Among his gripes with the retailer is that Walmart recruited third-party sellers so aggressively that it compromised the quality and delivery of the products. The complaint cited offensive products such as the "Tranny Granny" Halloween costume and the "Got Hitler" logo mug.

Huynh's superiors, in turn, first told him to stop reporting his concerns, the complaint goes on, and when he refused, he began to be isolated from projects and meetings. In October 2016, when Walmart acquired Jet.com and recruited its CEO Marc Lore to lead its e-commerce business, Huynh harbored hopes that his new boss would be more receptive, according to the complaint, but to no avail. After submitting a formal report to Walmart's Global Ethics department as well as to Lore directly in late 2016, he was fired days later, as detailed by the complaint. 

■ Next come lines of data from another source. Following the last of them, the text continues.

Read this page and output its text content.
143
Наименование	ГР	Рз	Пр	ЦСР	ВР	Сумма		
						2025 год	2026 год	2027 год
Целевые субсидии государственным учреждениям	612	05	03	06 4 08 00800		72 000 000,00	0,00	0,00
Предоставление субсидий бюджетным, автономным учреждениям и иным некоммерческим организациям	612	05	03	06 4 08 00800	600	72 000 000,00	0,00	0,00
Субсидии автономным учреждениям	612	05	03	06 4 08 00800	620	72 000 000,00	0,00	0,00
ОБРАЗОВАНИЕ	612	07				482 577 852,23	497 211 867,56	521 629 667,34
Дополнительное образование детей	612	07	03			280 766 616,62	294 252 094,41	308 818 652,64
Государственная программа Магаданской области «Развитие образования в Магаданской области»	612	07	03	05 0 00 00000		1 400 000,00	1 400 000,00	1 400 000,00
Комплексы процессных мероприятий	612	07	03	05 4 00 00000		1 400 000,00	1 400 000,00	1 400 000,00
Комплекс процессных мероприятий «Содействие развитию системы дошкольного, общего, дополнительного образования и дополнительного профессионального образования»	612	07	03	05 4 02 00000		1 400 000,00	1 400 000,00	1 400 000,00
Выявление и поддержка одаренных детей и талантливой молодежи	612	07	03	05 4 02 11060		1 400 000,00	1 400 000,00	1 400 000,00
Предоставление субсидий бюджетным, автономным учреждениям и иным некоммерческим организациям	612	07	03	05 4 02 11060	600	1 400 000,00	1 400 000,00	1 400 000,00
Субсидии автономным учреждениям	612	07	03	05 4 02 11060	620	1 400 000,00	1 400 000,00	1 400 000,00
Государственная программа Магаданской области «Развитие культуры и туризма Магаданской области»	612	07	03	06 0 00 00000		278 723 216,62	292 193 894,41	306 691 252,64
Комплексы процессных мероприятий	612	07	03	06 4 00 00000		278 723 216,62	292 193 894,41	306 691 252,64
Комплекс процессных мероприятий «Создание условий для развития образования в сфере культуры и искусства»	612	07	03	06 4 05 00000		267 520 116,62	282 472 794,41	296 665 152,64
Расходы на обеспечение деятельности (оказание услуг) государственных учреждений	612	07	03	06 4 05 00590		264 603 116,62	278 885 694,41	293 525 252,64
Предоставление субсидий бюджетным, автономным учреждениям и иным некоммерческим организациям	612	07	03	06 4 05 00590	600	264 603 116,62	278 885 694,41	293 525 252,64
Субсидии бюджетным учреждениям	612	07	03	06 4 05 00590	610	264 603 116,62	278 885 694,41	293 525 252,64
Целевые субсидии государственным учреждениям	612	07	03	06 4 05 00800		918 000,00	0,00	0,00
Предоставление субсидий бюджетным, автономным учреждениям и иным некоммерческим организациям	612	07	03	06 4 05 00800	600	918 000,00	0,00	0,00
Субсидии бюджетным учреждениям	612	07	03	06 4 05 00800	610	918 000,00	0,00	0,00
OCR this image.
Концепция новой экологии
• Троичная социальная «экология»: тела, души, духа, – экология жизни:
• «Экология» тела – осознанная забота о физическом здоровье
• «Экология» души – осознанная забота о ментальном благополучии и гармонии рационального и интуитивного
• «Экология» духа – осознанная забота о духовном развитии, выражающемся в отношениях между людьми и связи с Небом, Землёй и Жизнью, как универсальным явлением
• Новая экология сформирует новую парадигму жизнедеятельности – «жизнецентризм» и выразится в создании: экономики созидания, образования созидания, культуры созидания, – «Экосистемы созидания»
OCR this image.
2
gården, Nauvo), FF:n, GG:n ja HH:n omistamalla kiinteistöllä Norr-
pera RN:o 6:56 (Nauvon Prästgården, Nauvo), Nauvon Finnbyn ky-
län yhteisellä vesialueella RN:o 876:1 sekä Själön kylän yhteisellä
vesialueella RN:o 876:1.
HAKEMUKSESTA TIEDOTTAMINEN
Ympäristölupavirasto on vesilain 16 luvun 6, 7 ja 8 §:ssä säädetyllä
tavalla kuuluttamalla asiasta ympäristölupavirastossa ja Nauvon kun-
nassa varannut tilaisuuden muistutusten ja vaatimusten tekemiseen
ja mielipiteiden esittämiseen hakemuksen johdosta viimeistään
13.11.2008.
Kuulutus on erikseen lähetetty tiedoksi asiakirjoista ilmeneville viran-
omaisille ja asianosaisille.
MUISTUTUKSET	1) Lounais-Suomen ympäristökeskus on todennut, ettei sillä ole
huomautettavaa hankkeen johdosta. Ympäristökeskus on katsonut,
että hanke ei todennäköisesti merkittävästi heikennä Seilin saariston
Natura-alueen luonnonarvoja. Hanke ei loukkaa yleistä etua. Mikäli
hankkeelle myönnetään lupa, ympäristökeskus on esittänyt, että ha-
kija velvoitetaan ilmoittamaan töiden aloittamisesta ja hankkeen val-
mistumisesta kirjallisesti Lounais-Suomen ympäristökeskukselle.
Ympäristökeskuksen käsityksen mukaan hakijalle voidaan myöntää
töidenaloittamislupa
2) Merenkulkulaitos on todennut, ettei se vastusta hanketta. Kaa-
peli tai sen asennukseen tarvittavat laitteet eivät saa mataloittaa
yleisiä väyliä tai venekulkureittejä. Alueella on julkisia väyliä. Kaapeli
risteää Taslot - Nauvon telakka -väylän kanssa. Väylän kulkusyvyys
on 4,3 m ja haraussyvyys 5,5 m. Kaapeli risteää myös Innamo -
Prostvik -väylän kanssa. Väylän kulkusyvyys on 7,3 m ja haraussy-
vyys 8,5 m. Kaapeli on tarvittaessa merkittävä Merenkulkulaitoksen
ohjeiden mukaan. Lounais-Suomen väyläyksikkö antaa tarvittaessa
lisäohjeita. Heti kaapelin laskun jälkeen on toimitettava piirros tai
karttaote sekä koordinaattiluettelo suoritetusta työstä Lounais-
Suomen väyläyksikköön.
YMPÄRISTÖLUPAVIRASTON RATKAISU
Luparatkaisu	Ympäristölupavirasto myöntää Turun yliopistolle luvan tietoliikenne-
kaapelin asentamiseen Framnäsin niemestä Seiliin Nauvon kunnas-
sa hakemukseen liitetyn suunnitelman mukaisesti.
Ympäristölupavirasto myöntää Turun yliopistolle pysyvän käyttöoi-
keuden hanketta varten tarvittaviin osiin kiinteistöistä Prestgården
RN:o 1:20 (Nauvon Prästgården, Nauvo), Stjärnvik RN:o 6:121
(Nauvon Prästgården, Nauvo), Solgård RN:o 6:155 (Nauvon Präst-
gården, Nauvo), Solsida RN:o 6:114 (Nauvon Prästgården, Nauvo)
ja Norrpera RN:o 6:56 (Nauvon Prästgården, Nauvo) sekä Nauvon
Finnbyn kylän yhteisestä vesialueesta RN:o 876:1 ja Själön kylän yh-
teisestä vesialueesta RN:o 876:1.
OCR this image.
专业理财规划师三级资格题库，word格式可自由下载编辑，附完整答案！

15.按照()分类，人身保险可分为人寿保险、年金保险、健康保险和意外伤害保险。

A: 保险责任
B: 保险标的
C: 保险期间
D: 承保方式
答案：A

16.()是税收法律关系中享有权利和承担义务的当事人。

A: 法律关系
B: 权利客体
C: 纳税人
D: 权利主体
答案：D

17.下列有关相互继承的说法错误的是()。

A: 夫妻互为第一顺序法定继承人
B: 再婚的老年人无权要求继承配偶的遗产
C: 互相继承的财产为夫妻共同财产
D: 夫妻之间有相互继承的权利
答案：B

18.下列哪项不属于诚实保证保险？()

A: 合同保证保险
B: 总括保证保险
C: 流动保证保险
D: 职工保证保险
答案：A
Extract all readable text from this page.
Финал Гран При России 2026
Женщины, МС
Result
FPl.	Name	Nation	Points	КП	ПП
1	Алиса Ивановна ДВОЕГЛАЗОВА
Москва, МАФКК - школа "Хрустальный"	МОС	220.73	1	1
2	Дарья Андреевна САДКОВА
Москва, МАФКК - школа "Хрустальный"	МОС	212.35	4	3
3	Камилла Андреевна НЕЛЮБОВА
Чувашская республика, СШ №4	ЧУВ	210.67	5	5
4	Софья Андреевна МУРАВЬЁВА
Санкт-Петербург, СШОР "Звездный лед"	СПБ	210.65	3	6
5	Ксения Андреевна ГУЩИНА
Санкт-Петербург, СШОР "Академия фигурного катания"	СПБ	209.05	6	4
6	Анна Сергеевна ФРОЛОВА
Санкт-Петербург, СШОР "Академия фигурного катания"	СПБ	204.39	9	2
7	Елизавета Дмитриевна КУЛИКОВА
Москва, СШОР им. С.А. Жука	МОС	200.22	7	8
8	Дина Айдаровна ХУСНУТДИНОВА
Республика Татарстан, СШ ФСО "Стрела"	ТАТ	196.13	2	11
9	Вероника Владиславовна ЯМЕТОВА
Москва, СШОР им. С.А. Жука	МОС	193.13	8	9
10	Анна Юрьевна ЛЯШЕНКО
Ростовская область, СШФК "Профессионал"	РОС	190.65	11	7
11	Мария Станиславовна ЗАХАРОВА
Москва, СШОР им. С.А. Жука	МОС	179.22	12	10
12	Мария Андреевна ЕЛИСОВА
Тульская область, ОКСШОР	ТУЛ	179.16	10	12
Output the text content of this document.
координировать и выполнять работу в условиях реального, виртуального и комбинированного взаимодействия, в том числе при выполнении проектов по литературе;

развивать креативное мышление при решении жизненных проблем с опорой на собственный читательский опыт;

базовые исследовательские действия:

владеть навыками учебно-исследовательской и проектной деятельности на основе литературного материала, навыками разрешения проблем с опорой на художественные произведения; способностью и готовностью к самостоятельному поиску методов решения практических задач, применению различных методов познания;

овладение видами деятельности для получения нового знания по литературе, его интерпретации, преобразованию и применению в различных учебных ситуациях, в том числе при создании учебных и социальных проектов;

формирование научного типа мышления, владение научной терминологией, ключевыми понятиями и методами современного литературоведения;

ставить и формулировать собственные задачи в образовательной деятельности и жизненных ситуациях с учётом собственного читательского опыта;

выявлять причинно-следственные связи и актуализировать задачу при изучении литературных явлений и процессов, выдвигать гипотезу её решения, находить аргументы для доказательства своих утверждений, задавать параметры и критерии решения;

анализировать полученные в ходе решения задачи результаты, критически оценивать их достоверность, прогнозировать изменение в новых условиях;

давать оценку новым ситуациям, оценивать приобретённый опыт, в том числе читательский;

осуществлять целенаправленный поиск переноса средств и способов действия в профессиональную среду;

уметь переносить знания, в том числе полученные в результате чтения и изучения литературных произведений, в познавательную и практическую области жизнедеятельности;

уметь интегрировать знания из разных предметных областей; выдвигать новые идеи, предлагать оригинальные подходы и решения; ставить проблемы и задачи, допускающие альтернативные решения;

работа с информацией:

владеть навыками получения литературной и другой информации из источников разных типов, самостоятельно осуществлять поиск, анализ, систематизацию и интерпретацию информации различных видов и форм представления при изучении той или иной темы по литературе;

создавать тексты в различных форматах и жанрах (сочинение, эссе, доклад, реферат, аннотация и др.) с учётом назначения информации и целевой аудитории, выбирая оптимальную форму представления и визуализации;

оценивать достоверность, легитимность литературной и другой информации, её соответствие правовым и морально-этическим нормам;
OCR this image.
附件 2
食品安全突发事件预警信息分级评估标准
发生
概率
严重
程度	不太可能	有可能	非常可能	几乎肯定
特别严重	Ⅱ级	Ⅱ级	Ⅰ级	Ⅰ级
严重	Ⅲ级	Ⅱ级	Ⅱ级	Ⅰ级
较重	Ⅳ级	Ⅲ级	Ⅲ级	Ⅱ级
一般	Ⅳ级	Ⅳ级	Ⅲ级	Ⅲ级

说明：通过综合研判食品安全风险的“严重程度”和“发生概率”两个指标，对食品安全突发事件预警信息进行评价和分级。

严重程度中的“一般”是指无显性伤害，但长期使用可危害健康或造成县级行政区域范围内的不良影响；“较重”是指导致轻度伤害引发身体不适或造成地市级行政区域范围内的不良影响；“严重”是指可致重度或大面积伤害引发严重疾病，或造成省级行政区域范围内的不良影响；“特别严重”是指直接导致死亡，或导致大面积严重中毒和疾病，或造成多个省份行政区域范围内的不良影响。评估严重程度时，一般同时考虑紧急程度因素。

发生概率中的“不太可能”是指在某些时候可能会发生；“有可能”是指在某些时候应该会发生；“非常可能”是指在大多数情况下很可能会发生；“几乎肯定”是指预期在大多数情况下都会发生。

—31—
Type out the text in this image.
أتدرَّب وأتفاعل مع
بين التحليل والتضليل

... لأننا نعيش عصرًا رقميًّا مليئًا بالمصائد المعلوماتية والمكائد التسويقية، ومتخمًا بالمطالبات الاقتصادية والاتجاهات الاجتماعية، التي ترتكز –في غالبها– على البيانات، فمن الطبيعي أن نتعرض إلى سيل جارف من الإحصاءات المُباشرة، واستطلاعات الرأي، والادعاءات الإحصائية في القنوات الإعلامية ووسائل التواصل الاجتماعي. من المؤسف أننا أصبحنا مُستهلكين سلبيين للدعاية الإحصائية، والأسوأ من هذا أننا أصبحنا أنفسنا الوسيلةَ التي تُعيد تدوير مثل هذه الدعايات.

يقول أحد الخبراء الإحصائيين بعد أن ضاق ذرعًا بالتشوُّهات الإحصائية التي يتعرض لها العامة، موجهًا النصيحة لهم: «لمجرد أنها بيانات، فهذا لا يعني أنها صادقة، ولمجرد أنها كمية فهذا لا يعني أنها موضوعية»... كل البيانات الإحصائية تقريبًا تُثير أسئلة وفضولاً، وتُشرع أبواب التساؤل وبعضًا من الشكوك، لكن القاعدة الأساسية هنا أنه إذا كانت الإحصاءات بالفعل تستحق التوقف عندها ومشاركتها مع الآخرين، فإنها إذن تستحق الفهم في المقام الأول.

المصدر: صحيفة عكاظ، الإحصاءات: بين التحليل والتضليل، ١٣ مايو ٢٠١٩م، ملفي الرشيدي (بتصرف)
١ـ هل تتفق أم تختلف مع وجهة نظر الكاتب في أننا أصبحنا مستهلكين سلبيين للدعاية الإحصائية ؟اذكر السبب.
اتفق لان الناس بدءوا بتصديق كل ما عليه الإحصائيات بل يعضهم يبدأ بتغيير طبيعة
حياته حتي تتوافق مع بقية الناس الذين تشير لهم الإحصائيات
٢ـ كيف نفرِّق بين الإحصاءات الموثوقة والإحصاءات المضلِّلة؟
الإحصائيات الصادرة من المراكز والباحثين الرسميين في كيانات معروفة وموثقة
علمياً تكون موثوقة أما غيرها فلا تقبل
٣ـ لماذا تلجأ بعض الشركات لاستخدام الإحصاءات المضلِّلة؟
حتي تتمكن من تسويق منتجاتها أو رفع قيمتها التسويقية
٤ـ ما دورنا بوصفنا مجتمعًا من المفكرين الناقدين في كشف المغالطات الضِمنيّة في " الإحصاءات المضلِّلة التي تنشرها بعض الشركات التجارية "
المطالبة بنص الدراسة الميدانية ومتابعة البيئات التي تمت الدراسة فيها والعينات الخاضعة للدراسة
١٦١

Walmart has denied the allegations and said they were made by a "disgruntled former associate, who was let go as part of an overall restructuring," according to company spokesperson Randy Hargrove.

"We take allegations like this seriously and looked into them when they were brought to our attention," he said in a statement to TheStreet. "The investigation found nothing to suggest that the company acted improperly. We intend to vigorously defend the company against these claims."

According to Huynh's LinkedIn profile, he worked at Walmart between 2014 and 2017. Between 2011 and 2014, he was  a category leader in consumer electronics at Amazon. Huynh could not be reached for comment. His attorney, David deRubertis of the deRubertis Law Firm, APC, based in Studio City, Calif., declined to immediately comment beyond details provided in the complaint. 

Walmart shares are unaffected by the news, trading up nearly 2% at Friday's close, at $89.17. In its latest quarterly report, the Bentonville, Ark.-based retailer posted online sales growth of 23%, down from its 50% uptick in the third quarter. In full fiscal 2017, e-commerce rose 44% overall.